Posted by: craner | Oct 15, 2008 12:38:50 PM

Roubini is right for the wrong reasons. The $3 trillion number is based on faulty logic. And, his underlying premise for the cause of this crisis is wrong.

Posted by: bdg123 | Oct 15, 2008 12:39:29 PM

Schumpeter lifted that perspective from Marx.

Posted by: bdg123 | Oct 15, 2008 12:41:46 PM

No doubt a lot of this money will be recouped at some point. But what happens to the money then?

To some new spending program.

And the politicians will start “counting the chickens” before they hatch.

Posted by: DL | Oct 15, 2008 12:43:56 PM

Are you all certain that Paulson did not work for Spiro "May I Have the Envelope, Please" Agnew?

He seems like a bag man to me.

Posted by: esb | Oct 15, 2008 12:53:57 PM

The basic principle that has been agreed to is committing future taxpayer work into present bailouts for the 'right people'.

The obvious next step is the realization that there is now too much overhang on the taxpayer and future investment will be crimped.

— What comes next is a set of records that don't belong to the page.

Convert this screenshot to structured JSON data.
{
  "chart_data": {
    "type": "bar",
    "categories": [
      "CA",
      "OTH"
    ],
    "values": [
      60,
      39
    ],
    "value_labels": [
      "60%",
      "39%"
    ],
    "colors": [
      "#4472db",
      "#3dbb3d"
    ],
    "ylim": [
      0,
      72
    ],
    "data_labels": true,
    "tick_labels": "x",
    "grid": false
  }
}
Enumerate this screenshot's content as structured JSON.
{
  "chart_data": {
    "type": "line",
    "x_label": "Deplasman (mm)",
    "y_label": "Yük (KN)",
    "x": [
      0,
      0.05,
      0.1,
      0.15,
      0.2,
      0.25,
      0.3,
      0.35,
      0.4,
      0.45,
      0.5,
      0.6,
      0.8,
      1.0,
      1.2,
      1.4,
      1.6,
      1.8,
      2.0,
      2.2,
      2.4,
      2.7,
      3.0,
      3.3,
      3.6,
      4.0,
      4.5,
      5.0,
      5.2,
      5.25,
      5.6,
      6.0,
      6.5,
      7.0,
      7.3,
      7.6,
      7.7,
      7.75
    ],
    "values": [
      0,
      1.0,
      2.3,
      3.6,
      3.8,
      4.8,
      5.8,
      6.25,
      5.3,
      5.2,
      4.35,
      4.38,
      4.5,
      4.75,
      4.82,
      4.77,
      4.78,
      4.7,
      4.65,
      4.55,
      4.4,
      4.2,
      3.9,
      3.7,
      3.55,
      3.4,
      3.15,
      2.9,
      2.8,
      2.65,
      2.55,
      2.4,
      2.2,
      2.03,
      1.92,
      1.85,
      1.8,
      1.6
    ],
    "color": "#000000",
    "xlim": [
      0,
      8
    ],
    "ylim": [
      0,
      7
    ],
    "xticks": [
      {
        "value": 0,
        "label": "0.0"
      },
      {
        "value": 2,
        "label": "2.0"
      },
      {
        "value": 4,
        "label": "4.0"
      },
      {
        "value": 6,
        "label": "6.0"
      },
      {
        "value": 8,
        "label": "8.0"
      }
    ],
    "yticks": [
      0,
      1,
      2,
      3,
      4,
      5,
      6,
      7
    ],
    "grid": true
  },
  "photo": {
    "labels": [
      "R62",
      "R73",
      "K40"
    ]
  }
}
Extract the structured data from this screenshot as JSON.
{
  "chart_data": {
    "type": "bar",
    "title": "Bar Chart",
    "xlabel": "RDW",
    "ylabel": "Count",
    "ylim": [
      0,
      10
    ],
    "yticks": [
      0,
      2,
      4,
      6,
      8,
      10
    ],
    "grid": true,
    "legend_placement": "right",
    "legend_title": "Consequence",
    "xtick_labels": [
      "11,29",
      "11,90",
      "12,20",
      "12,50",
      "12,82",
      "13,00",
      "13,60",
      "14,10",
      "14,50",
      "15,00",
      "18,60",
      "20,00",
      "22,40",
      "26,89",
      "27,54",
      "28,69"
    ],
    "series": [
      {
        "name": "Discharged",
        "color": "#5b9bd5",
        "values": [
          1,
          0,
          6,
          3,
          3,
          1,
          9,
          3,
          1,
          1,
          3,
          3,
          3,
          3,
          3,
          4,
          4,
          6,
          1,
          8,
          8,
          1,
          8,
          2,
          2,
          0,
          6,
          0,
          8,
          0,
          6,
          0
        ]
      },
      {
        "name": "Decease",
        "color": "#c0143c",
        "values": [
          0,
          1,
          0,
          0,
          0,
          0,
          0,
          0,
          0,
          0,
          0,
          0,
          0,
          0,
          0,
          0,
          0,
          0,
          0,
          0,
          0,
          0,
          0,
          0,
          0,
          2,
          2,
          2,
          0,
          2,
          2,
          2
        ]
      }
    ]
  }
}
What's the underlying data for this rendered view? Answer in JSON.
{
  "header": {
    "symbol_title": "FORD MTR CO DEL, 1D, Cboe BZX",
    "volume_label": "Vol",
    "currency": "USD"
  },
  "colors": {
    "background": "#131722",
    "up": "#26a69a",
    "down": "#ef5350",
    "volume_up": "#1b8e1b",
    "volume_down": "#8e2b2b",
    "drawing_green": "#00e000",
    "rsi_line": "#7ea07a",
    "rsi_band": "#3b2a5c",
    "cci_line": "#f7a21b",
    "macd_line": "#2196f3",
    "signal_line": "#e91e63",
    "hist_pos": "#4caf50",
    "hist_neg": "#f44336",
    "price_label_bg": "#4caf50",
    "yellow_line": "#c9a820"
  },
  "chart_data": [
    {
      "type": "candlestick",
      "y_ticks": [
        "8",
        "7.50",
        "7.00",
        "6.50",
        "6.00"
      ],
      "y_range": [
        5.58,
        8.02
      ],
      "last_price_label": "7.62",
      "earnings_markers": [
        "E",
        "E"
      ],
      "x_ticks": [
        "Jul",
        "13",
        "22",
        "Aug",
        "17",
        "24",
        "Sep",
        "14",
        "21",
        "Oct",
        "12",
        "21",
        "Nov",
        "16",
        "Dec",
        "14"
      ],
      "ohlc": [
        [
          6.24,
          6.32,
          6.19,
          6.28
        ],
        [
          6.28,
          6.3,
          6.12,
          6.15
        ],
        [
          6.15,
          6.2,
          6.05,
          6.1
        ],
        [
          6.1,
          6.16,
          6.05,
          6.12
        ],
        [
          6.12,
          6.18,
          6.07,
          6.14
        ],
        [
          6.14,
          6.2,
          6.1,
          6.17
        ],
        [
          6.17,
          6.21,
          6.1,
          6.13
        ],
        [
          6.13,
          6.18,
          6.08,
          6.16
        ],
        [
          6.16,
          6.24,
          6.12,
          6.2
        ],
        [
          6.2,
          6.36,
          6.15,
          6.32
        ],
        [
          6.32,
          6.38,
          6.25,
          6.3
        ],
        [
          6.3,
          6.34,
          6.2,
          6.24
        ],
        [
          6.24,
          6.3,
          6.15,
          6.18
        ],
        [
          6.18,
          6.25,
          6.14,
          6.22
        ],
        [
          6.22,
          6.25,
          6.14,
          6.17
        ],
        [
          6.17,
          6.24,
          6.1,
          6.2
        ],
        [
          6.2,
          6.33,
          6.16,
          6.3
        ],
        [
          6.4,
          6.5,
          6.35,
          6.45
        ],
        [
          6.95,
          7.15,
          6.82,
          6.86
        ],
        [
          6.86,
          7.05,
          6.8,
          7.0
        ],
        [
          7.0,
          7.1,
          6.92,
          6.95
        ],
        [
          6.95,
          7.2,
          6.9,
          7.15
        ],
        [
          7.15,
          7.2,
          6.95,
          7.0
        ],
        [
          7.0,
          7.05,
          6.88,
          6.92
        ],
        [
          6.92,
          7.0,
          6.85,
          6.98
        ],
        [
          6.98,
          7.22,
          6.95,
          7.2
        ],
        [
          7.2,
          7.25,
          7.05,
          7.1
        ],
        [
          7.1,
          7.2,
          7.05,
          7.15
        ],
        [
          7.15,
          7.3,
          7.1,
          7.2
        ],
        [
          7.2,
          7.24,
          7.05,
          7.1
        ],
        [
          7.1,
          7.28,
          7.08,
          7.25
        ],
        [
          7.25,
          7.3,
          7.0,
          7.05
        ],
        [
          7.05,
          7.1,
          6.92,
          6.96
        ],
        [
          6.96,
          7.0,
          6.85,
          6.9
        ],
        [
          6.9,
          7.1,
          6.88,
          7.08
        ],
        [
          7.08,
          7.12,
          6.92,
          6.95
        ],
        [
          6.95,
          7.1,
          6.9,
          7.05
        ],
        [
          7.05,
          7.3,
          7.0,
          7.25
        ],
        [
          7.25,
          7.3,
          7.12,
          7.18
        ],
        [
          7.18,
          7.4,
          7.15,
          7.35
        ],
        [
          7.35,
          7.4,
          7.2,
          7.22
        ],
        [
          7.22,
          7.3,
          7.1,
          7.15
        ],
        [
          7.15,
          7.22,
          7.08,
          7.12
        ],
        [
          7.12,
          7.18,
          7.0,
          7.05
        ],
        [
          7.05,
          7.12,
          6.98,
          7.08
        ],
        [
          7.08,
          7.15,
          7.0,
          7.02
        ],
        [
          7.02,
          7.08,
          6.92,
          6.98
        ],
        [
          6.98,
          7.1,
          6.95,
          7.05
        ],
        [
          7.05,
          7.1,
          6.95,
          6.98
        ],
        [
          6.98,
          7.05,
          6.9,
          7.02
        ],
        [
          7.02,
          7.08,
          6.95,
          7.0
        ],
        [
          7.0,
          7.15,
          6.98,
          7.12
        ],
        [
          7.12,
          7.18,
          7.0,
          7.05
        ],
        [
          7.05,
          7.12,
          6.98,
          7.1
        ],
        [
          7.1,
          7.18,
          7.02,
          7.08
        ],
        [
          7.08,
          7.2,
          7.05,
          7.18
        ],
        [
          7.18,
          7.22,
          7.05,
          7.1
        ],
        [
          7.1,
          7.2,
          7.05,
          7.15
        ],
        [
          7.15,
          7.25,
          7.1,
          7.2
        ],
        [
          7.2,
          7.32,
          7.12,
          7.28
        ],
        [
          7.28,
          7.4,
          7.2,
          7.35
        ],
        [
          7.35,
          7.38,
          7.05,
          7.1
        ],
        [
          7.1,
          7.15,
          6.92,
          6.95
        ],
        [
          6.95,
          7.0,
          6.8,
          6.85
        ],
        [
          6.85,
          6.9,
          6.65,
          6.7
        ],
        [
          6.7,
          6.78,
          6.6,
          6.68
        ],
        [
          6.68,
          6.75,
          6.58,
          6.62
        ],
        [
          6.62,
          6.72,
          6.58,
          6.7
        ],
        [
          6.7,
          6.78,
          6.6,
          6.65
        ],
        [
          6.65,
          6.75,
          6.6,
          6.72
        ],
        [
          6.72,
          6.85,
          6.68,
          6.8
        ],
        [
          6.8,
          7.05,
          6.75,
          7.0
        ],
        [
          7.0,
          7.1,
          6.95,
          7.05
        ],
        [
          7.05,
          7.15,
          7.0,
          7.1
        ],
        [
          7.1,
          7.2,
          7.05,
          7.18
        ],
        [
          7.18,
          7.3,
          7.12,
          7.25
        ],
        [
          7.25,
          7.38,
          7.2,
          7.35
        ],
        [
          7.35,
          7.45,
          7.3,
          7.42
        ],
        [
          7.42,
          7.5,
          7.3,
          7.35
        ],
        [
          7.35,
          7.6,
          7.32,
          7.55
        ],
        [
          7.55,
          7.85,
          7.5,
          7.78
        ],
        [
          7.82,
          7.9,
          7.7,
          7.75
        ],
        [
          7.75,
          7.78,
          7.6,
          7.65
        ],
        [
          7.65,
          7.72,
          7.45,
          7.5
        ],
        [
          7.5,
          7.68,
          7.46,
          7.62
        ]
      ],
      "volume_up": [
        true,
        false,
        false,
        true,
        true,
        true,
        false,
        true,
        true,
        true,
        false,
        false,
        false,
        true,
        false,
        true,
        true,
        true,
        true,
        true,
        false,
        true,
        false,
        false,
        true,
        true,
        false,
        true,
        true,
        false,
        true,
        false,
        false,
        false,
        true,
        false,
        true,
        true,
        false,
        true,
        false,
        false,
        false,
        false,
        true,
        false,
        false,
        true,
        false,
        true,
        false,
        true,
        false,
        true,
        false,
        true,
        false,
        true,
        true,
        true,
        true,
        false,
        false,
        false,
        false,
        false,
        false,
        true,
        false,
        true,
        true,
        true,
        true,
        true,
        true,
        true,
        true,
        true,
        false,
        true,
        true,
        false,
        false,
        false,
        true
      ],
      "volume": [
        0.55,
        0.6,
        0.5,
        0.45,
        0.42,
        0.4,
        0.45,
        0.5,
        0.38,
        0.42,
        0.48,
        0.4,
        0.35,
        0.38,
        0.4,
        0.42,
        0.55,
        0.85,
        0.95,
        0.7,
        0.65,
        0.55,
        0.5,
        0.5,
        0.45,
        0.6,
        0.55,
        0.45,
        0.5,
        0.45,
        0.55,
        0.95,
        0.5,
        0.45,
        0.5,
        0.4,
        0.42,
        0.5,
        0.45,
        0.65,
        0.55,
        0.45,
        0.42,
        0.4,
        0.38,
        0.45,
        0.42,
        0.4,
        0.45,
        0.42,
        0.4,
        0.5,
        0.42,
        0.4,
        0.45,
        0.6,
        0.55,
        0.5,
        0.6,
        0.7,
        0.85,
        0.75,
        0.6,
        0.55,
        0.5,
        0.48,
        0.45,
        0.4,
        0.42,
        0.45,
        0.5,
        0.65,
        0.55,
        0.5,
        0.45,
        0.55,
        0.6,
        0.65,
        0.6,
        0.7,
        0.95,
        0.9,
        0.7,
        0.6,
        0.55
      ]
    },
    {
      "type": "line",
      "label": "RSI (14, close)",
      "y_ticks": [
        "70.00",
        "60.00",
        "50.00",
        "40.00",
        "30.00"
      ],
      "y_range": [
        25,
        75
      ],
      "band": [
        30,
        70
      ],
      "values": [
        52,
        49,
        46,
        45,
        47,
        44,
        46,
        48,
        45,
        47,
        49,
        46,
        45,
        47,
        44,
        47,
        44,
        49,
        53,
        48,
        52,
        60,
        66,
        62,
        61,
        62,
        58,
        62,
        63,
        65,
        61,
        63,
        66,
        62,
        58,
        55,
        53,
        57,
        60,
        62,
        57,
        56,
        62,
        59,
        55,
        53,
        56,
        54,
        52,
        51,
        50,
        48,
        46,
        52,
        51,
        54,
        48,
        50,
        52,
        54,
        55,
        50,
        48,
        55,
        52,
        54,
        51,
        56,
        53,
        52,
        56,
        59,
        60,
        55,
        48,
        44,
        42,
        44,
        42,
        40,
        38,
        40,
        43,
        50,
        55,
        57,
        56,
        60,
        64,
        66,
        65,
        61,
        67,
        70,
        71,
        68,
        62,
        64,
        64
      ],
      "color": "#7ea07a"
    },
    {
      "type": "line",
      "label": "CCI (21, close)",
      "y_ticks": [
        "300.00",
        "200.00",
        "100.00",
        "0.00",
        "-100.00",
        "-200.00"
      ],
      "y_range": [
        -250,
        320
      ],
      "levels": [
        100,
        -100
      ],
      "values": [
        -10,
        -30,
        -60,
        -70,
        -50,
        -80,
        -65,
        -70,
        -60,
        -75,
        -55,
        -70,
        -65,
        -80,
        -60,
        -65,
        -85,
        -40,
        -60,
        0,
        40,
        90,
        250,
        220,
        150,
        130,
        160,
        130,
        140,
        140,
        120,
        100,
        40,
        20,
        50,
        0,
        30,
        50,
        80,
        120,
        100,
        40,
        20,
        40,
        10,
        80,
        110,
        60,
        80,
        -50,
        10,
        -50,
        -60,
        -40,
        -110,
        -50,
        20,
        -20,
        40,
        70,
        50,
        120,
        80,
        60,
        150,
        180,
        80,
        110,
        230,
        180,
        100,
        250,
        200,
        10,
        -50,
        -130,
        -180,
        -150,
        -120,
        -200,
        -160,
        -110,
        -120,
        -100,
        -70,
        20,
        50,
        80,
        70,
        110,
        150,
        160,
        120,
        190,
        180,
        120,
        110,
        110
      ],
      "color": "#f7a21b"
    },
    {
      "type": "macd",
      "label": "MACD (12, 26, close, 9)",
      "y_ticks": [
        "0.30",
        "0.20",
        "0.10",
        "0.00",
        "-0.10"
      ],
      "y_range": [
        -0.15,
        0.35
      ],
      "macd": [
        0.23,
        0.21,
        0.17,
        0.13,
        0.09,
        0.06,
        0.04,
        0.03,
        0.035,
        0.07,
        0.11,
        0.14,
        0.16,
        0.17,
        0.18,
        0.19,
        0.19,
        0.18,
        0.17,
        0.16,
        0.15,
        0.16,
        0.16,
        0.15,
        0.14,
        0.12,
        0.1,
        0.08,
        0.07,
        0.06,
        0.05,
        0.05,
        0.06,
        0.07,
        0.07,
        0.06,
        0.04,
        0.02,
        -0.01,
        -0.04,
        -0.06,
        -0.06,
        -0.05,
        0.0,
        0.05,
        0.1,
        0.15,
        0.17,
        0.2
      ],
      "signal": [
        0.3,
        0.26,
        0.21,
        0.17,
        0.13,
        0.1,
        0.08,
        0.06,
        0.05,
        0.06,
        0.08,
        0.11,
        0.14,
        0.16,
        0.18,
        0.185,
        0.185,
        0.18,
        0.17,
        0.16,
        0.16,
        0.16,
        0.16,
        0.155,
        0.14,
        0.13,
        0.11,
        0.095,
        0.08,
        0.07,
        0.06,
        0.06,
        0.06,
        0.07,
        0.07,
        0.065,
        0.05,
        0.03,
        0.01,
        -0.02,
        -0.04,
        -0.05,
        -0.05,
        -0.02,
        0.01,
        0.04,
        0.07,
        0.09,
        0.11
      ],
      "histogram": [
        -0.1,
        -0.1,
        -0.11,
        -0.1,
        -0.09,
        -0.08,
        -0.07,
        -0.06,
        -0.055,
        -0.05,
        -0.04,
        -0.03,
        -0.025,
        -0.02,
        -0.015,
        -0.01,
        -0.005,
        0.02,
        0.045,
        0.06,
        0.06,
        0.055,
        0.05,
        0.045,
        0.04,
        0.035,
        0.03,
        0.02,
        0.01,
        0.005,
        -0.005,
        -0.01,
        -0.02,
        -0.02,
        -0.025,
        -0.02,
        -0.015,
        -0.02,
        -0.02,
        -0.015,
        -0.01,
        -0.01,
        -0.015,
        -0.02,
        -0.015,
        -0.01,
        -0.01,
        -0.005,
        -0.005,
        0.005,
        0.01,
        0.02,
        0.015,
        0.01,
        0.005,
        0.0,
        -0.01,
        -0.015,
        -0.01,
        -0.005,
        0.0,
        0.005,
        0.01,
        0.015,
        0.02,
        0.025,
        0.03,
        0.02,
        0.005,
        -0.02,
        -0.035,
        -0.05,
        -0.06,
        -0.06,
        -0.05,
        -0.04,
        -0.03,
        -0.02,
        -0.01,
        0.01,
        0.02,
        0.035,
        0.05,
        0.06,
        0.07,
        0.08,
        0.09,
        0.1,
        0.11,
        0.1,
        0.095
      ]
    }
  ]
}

Therefore, all countries who are now doing this giveaway will look to the inflation tool to dimish the debt.

Protect yourself.

Posted by: wally | Oct 15, 2008 12:56:09 PM

Paul Kedrosky was on CNBC this morning countering the usual cheery faces, he was excellent, by the way. Darda was on as well, being bearish, but since he is almost always wrong....

Rick Santelli was pointing out that he has been right on the major moves of the $ this year and also states that we have seen the low yield for the year in the 5- and 10-year. I bet he is long gold and short the 10-year.

Bretton Woods would be a great place to agree to go back on the gold standard, don't you think?

Posted by: leftback | Oct 15, 2008 1:05:16 PM

Three weeks ago, I had a now forgotten debate with Douglas Watts and wunsacon (both more or less liberal thinkers, by the way) on the Democrats having been "politically trapped" by the Bush Administration to go along with the bailout:

http://bigpicture.typepad.com/comments/2008/09/baillout-plan-t.html

Can you imagine if the Dems had fought the bailout and the stock market caved as it did anyway (even if I still think this crash sucks so far)? Obama would have been toast.

My point here is that (a) Paulson could have probably asked for $10 trillion and gotten what he wanted...we taxpayers may have gotten off lightly given the historic extortion tactics of Disaster Politics, and more importantly, (b) I was right.